Sono un autore di film semplici e improvvisati, come semplice è la vita, questo fenomeno biologico che merita tutto il nostro talento di improvvisatori. Moriamo perché siamo nati. C’è nulla di più semplice? La semplicità lascia senza fiato prima o poi. Anche la bellezza lascia senza fiato, infatti oso dire: la vita è bellezza. E nessun timore o tumore riuscirà a farmi cambiare idea.
Uno dei tanti aspetti che la bellezza può assumere è l’amicizia. Io e Silvano siamo amici da quasi 20 anni, lui è la mia scuola di cinema, il mio tappeto rosso, il mio Festival di Cannes, non ho bisogno d’altro, mi basta una sua telefonata, un suo messaggio, un appuntamento e mi sento in pace, in armonia con la vita. Sto bene con Silvano, quando sono con lui c’è sempre un bambino che passa, che cade e si rialza.
Il mio amore per lui si rinnova ogni volta, il rispetto che ho per lui, per un uomo che da 60 anni vive e si esprime in totale libertà, da uomo indipendente e da autore di film lancinanti di grazia e tenerezza. La sua gentilezza lucida, la sua poesia congenita, il suo sguardo tattile sulle enigmatiche presenze e assenze che popolano questo mondo martoriato dall’ipocrisia.
Questo autore della propria vita e del proprio cinema è un lottatore, perché non c’è vera libertà senza lotta. Il suo ultimo film documentario Ora e sempre riprendiamoci la vita è sintesi di lotta e amore per l’essere umano, il racconto per immagini del decennio (e non decade come dicono in tanti, decade significa dieci giorni) che va dal ’68 al ’78, dalle lotte studentesche di Valle Giulia all’omicidio di Aldo Moro, l’energia di quegli anni, le proteste, il senso di appartenenza a un ideale, le stragi di Stato fatte per innescare la repressione, la rabbia condita con l’amore, la rivolta, i cortei fiammeggianti, i manganelli della società borghese, tutto questo magma di emozioni e aspirazioni che Silvano è riuscito a imbrigliare e nello stesso a sprigionare in un film che gli è costato due anni di montaggio.
Un lavoro di montaggio lungo e necessario per prendere le distanze, per rendersi quasi assente e donare un concentrato in purezza di quegli anni, da affidare alle nuove generazioni. “Come hai fatto a filmare certe scene senza essere manganellato?” gli ho chiesto dopo la visione del film e lui mi ha risposto con disarmante astuzia: “Andavo dal capo della polizia e lo toccavo, gli parlavo, gli stavo vicino il tempo necessario per farmi riconoscere dai poliziotti, così quando mi vedevano filmare avevano verso di me una sorta di rispetto, ero pur sempre l’uomo che aveva toccato e parlato con il loro capo!”. L’astuzia al servizio della verità di quegli anni.
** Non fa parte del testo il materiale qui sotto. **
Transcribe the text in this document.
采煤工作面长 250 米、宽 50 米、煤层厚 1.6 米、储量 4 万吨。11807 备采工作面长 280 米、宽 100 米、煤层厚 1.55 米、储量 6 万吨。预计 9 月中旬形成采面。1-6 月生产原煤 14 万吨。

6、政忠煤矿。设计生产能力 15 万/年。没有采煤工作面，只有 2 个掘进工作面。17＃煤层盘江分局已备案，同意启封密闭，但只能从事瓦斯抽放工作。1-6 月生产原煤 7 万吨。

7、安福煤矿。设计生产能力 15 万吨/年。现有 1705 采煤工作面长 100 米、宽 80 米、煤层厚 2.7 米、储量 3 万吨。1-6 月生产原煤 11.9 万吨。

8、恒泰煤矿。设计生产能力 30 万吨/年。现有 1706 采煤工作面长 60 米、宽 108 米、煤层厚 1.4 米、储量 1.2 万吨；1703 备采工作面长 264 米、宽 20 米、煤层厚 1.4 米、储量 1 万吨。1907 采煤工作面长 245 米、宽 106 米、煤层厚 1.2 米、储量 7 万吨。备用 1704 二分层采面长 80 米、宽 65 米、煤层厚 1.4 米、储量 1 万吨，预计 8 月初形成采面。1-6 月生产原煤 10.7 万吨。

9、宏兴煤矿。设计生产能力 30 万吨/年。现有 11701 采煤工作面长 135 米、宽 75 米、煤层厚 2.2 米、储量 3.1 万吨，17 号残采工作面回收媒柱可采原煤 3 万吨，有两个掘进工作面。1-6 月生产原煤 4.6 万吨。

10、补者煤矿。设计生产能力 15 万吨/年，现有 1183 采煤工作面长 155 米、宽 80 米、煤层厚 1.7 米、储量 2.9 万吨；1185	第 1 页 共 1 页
L’astuzia e la poesia.
Silvano ogni volta che presenta questo suo nuovo film ci ricorda che non si trattava di cambiare il mondo, ma di proteggerlo da chi voleva depredarlo. Proteggere il mondo, la vita, la libertà, in definitiva: l’essere umano, questo sconosciuto! Il film è attualissimo anche se parla di tempi ormai lontani, i predatori sono sempre attuali, le forme del potere organizzato non si stancano mai di ridurre l’essere umano a cosa fra le cose.
Per i giovani questi film dovrebbe essere un viatico, mettete meno like, prendete, anzi, riprendete in mano la vostra vita e lasciate stare il telefonino per un attimo, tornate a lottare, a condividere un ideale e non una foto da postare sui social, non smettete mai di sognare a occhi aperti, anche se i sogni prenderanno freddo, ci sarà la libertà a riscaldarli, non abbiate paura di essere voi stessi, non sarà un selfie a rendervi ciò che siete, perché l’essere umano esiste solo sul cammino della libertà, libertà dai dogmi borghesi, libertà dal ridurre l’amore a un contratto matrimoniale, libertà dalla falsa immagine che avete di voi stessi, per tornare a sentire il mistero sconvolgente ma penetrante di “un cervello che incontra il proprio corpo”, senza mai dimenticare il cuore che pulsa fra le vertigini dell’annientamento.
Il film uscirà in una cinquantina di sale italiane, distribuito dall’Istituto Luce, andate a vederlo, non per vedere un semplice film, andate per riscoprire il senso liberatorio di ogni forma di lotta.